The import and migration tools help data flow smoothly between MongoDB and SQL databases such as MySQL, Microsoft SQL Server, Oracle, Postgresql, Sybase and IBM DB2. In the recent 2021.5 release of Studio 3T, the SQL feature received a performance boost. We wanted to know more, so we sat down with Hugo Almeida, developer lead on the SQL connections.
In one test, importing two million records from Oracle was taking over four hours. In the forthcoming 2021.6 release of Studio 3T, that import took six minutes.
Evaluating Speeds
Was there a problem or was this all standalone performance work? It turns out that if you were migrating a single table, it was fine. But anything with relationships could slow it down. That slowness was in proportion to the distance the Studio 3T system was from the SQL database server, typically expressed in a higher latency in calls.
Hugo explained how the SQL to MongoDB migration tool dealt with building collections. When there were two tables with a relationship, Studio 3T would get one record from the first table, then lookup the relationship in the second table, build the document, write it and move on to the next record. These simple atomic operations work well with the database, keeping I/O and compute load down. More relationships mean, of course, more secondary queries.
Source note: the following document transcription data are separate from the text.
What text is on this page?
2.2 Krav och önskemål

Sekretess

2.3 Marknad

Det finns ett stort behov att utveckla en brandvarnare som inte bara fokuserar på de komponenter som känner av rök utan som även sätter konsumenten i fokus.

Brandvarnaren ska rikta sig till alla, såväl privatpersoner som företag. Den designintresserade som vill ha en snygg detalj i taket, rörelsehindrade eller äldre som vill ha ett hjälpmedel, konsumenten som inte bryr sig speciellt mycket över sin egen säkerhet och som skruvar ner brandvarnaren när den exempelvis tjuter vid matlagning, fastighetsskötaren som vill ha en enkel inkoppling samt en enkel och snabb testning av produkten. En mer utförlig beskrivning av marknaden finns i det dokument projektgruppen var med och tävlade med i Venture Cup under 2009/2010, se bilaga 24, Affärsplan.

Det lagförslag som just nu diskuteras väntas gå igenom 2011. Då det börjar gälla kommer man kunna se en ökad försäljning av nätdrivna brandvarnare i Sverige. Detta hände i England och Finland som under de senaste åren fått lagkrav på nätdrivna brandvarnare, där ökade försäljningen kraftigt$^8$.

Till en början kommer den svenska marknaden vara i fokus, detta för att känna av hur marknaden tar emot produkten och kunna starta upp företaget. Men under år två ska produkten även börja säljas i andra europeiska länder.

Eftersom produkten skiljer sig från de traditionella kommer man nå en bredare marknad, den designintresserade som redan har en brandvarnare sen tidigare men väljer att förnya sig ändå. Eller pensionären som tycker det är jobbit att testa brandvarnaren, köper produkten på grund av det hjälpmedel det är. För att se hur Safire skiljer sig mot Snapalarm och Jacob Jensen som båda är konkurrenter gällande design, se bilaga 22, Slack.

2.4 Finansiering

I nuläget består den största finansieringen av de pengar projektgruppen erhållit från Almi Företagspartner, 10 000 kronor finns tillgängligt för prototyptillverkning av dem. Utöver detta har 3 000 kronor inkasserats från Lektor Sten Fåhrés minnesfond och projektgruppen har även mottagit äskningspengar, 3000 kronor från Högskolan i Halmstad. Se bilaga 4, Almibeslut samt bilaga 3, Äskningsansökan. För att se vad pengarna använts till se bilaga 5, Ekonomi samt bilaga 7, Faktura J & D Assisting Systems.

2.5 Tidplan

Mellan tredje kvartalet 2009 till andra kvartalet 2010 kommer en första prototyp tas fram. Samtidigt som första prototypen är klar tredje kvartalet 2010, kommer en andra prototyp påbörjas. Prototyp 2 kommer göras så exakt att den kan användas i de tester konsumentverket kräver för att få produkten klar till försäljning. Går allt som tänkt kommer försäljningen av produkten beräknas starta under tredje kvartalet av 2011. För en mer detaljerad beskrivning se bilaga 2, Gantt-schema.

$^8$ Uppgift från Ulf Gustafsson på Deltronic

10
But, while this approach works well with local SQL databases, the addition of latency into the process had a dramatic effect on the migration performance, pushing what should have been a quick transfer up into the hours or even days. Every lookup ends up waiting for at least the connection latency time to get a response, and the more relationships there are, the more waiting there is.
Doing the math
“If you just do simple math,” Hugo explained, “now, imagine each round trip is like two seconds – which it isn’t, but for simplicity’s sake let’s say that – and the query itself takes one second, then it takes three seconds to get a result. Then for 100 records, that would be three hundred seconds”. Give each record two related tables with relationships, you are now up to 900 seconds. And a vast amount of that time is waiting for the request to travel across the Internet.
Now, one approach might be to make the relationships happen with an SQL join at the server end. This turns out to be a bad idea though; you not only move the compute/I/O load up to the server, but to get any value out of doing that, you have to perform the query for a substantial number of records. If they have any number of relationships, that’s going to potentially impact your server performance and that’s something we don’t want to see with production servers.
Batch to the future
The solution was to batch requests in a smart way. Rather than request records one at a time, the team moved to request in larger (1000+) batches. For each relationship, a relationship record request is created by scanning that batch for the IDs of the relationships and crafting a query which would select the appropriate records for the entire batch. “Going back to our example, when we batch everything together the round trip time for the batch is the same as a query for a single record, and even if the query takes longer, 300 seconds becomes 3 seconds for a simple case, and 900 seconds becomes 10 seconds. It’s a huge difference.”
The queries being made on the server are also essentially simple queries so they should place minimal load on the server, unlike a complex join, and be safe to run alongside production workloads.
With this performance enhancement in place in 2021.5, we are looking forward to people being able to migrate their SQL data to MongoDB faster and from further afield than before.
Not just migrations
This isn’t the only performance optimization work going on in Studio 3T’s SQL stack either. Hugo explained that the team have been diving into various aspects of vendor’s SQL drivers and isolating issues within them too. Probably the most spectacular of those issues came with the Oracle driver. Its performance for import and migration was weak; in one test, importing two million records from Oracle was taking over four hours. In the forthcoming 2021.6 release of Studio 3T, that import took six minutes. It’s a huge boost and we aim to keep pushing the performance envelope on our import and export operations to SQL databases going forward.